В голове у меня бешеный сумбур эмоций, и я использую его дезориентацию, чтобы бежать.
Это ужасная ошибка. Я буду сожалеть об этом всю оставшуюся жизнь.
Но чтобы сделать это, я должна бежать…
Крис хватает меня за лодыжку, но я бью его изо всех сил.
Но он больше меня, сильнее, и никакой адреналин мне не поможет.
– Похоже, ты выбрала насилие, и я его применю.
Он забирается на мое хрупкое, бьющееся тело и дает мне такую сильную пощечину, что моя голова с грохотом падает на пол.
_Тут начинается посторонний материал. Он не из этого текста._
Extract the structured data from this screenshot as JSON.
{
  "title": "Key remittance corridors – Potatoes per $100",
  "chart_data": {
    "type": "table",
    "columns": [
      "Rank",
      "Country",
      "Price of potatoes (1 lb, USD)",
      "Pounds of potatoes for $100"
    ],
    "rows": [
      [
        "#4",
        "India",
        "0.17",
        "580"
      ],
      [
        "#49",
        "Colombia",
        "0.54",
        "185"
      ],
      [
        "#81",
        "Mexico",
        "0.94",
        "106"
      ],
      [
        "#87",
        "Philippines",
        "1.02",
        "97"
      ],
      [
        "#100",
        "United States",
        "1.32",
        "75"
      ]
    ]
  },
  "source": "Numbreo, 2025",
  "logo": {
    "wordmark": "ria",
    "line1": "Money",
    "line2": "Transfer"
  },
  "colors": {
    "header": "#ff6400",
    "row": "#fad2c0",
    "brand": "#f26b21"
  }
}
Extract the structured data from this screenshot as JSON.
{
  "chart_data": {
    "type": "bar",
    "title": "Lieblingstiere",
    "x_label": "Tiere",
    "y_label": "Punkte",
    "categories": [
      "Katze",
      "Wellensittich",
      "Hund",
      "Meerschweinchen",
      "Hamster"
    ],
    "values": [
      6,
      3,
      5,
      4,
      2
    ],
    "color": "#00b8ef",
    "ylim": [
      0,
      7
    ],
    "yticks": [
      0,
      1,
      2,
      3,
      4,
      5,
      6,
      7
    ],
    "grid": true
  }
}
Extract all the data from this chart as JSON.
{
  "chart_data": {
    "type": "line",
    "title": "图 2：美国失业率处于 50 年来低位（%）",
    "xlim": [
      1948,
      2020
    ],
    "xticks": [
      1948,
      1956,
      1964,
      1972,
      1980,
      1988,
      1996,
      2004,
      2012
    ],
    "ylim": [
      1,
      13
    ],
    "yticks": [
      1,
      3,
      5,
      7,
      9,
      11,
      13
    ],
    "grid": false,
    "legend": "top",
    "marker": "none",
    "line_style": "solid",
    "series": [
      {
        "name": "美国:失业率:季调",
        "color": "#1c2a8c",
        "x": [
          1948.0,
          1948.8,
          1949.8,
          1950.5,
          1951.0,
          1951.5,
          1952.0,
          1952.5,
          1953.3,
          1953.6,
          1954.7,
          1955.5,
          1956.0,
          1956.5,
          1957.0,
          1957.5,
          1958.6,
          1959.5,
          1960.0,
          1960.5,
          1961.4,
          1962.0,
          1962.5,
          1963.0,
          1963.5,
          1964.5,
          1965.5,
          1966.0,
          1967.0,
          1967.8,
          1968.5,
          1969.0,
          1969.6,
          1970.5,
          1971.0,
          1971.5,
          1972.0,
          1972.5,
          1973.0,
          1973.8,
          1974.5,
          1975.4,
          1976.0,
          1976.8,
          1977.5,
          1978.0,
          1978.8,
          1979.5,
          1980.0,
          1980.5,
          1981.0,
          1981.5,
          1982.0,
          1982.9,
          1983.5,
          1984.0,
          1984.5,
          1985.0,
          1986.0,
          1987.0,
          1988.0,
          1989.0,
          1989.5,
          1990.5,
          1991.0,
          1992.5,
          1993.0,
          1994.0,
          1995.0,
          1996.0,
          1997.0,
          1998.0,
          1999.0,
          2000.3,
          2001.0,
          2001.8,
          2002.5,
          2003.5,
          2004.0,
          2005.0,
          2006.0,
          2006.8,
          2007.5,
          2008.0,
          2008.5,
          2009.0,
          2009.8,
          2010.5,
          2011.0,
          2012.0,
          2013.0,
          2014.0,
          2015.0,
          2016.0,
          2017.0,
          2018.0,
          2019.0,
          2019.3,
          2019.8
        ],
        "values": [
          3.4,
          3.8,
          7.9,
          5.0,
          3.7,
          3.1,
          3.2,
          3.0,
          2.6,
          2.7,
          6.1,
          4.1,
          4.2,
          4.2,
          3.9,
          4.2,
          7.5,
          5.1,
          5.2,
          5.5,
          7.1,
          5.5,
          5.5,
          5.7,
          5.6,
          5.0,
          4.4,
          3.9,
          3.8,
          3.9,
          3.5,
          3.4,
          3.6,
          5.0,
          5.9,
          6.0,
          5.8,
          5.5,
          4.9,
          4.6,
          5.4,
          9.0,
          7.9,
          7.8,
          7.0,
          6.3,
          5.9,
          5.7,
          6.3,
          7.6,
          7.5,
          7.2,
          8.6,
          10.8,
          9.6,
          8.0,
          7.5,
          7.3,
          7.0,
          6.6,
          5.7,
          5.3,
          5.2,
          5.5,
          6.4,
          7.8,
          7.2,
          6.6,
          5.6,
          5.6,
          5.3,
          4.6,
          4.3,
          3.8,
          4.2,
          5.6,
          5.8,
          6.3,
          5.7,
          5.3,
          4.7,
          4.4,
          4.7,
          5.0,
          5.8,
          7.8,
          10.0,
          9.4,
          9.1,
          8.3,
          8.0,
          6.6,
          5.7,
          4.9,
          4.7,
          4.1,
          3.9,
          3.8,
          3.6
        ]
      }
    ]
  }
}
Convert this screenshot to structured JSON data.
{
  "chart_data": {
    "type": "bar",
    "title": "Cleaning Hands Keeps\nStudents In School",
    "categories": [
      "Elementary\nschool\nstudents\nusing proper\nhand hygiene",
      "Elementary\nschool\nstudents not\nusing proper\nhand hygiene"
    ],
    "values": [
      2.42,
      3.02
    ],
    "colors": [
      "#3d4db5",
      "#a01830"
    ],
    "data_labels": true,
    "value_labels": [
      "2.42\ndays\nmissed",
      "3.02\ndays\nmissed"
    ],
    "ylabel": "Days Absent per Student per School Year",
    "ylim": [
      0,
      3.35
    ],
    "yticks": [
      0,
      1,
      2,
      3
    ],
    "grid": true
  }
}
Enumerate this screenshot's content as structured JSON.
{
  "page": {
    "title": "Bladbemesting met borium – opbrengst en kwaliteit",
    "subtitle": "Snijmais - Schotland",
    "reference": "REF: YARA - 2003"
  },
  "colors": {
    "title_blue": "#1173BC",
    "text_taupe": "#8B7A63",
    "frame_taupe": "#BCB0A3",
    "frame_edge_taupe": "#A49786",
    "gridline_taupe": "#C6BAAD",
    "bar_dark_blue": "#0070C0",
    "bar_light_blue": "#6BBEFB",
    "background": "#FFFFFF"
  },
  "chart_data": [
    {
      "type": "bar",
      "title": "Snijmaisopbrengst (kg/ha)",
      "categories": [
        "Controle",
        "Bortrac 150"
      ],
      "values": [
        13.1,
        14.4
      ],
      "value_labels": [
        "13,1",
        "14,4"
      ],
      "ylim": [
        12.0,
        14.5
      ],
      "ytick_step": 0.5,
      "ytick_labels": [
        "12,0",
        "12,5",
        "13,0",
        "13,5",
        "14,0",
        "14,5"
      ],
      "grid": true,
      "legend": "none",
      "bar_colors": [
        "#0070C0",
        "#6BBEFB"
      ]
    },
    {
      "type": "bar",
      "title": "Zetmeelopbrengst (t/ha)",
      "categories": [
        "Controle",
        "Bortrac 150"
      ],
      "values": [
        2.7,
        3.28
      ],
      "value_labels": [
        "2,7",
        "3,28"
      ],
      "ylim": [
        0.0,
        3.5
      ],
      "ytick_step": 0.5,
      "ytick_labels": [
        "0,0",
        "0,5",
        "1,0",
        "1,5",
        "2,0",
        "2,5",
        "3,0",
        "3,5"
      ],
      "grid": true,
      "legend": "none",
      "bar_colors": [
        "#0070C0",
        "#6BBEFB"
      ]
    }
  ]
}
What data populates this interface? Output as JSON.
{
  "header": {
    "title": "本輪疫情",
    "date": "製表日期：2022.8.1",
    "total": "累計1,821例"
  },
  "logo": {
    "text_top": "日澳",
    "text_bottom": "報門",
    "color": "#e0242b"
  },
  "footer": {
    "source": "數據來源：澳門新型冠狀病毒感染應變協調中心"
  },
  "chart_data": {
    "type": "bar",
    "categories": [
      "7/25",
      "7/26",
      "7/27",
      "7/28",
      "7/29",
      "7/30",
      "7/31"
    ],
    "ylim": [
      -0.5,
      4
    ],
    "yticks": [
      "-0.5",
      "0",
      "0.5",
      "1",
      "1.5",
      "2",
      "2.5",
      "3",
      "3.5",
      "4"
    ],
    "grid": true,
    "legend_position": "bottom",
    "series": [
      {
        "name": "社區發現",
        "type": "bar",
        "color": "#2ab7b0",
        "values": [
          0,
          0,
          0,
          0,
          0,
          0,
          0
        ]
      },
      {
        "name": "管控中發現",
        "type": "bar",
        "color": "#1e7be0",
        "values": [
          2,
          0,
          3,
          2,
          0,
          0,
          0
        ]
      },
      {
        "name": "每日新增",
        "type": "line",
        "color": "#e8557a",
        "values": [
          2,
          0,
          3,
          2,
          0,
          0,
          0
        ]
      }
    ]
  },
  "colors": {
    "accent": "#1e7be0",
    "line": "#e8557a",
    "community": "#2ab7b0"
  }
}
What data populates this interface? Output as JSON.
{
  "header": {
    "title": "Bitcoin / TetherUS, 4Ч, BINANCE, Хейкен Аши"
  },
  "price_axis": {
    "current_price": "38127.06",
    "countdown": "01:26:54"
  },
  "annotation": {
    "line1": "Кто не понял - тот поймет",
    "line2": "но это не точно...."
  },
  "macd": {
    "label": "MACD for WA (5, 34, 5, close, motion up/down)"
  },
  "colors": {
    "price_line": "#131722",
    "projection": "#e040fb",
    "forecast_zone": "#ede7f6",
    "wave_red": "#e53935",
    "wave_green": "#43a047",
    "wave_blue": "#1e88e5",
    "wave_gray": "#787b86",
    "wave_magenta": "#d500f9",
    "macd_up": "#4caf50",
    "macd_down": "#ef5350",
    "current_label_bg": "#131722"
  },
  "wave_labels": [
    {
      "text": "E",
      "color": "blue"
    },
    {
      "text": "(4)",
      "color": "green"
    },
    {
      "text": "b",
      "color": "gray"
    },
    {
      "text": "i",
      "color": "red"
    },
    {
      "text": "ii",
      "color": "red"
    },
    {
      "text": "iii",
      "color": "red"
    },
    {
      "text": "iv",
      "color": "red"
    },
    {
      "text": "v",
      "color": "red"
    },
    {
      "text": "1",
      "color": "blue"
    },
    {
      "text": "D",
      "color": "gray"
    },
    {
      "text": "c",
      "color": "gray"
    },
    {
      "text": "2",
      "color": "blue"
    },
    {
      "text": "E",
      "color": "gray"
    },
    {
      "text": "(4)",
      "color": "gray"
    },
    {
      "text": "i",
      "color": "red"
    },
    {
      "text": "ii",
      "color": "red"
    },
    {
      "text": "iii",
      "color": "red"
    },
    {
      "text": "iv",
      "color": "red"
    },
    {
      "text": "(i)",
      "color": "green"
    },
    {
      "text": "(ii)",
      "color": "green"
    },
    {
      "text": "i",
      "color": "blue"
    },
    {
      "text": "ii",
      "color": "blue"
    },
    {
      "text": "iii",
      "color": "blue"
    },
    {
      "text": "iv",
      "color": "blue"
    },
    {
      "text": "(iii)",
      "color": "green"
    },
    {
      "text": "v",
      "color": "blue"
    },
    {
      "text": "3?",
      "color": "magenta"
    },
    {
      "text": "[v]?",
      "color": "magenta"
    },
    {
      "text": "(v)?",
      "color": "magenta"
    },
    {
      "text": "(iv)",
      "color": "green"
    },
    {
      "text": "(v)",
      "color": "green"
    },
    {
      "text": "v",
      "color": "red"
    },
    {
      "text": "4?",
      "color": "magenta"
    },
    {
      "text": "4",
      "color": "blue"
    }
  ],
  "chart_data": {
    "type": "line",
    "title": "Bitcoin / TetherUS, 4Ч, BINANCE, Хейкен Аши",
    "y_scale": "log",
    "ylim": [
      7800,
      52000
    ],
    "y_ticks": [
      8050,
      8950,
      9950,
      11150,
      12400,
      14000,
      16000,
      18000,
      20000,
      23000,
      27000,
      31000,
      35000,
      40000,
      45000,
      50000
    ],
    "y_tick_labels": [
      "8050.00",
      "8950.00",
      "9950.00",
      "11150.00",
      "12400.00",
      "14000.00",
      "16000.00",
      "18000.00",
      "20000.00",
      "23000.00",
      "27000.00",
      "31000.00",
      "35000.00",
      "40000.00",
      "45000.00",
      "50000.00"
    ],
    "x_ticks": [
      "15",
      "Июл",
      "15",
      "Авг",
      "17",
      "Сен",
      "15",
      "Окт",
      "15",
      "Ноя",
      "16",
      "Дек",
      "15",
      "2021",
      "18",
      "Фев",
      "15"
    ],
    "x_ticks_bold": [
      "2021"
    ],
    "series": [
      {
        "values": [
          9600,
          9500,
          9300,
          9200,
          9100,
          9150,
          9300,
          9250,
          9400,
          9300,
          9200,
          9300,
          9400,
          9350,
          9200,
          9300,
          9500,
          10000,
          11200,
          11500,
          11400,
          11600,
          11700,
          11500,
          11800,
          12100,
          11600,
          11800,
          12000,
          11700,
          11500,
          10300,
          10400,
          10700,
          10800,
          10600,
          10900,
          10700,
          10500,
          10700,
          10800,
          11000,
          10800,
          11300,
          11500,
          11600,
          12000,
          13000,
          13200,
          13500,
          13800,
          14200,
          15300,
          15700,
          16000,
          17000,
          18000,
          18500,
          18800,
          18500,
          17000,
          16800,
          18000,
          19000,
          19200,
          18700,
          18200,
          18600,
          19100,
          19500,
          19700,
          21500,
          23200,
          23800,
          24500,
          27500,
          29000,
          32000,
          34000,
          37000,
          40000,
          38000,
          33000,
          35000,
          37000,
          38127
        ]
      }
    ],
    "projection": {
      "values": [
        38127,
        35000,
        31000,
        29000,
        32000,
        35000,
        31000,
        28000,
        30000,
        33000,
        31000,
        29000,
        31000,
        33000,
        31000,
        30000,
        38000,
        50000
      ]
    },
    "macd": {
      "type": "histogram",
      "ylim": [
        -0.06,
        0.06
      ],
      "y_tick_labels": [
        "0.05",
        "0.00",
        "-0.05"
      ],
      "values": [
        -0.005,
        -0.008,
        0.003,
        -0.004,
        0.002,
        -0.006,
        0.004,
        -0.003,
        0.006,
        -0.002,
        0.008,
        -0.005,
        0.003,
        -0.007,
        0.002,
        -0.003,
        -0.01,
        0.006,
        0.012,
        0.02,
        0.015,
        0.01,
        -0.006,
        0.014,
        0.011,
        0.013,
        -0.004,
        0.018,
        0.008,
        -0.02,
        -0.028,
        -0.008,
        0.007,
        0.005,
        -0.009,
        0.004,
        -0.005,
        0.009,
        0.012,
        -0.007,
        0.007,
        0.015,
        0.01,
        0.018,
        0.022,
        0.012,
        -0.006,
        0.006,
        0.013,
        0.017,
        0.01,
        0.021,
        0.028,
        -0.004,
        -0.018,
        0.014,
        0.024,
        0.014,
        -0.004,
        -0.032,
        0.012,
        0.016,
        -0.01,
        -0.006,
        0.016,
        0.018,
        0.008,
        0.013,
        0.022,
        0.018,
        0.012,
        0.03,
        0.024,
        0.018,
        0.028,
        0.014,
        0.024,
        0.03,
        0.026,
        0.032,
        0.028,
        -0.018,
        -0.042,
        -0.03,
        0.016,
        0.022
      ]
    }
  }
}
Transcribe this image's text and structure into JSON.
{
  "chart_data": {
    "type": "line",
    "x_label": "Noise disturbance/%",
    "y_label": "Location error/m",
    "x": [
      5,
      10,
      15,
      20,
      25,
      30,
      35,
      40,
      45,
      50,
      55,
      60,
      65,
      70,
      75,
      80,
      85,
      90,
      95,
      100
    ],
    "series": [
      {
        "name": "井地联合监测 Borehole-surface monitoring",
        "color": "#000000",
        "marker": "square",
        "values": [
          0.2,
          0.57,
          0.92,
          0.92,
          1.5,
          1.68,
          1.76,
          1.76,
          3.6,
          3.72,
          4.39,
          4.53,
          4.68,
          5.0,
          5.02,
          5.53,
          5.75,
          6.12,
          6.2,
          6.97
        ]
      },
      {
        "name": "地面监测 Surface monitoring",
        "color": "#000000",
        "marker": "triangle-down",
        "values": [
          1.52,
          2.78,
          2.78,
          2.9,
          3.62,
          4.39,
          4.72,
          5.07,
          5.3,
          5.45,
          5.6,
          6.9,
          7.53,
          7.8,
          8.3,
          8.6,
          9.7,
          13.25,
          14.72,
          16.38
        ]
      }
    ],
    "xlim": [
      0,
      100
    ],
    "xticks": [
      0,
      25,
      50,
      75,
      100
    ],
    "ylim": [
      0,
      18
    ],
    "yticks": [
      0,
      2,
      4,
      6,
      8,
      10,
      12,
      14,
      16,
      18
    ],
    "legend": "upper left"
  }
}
Мое зрение темнеет, и в голове начинают появляться белые точки.
Кажется, у меня… сотрясение мозга.
То, что происходит дальше, это размытые движения. Я дезориентирована, и мое тело как будто отличается от моего.
Нападение.
Насилие.
Жгучая боль.
Иногда я думаю, что я счастливица, что я не помню почти ничего из этого.
Я счастливица, что я помню только то, как лежала на полу после того, как он закончил, и думала, что все будет хорошо.
Мне кажется, я видела Астрид в середине всего этого, но я также видела Дэниела, идущего, чтобы спасти меня, так что, вероятно, это была игра моего воображения.
Надеюсь, что кровь на моем белом платье тоже игра воображения.
Тело все еще ощущается как инопланетное существо, когда я ползу в ванную на животе. Мои ногти трясутся в попытках добраться быстрее.
А может, они сломались, когда я пыталась отбиться. Вонь травки, сигарет и мужского мускуса прилипает к моей коже, и мне нужно, чтобы это исчезло.
Мне также нужно, чтобы кровь на моем платье исчезла.
Мне нужно, чтобы все это исчезло.
Это компульсивная реакция, потребность избавиться от всего этого, поэтому я ползу быстрее, ломаю больше ногтей и скребу коленями по полу.
Как только я оказываюсь в душе, я напрягаюсь, чтобы нажать на кнопку воды.
Холодная.
Как моя душа.
Садясь у стены в одежде, я подтягиваю колени к груди.
Но я не плачу. У меня нет на это права.
Я поднимаю глаза к потолку и шепчу:
– Папа… Пожалуйста, забери меня с собой.
***
Я часами нахожусь под струями воды, пока мне не начинает казаться, что я точно заболею пневмонией.
Потом я скребу свое тело до покраснения и боли, но все равно не могу избавиться от его гнилостного запаха.
От вони сигарет и травки.
Не знаю, откуда у меня берутся силы, чтобы разорвать в клочья окровавленное белое платье и переодеться в джинсы и майку, но я это делаю.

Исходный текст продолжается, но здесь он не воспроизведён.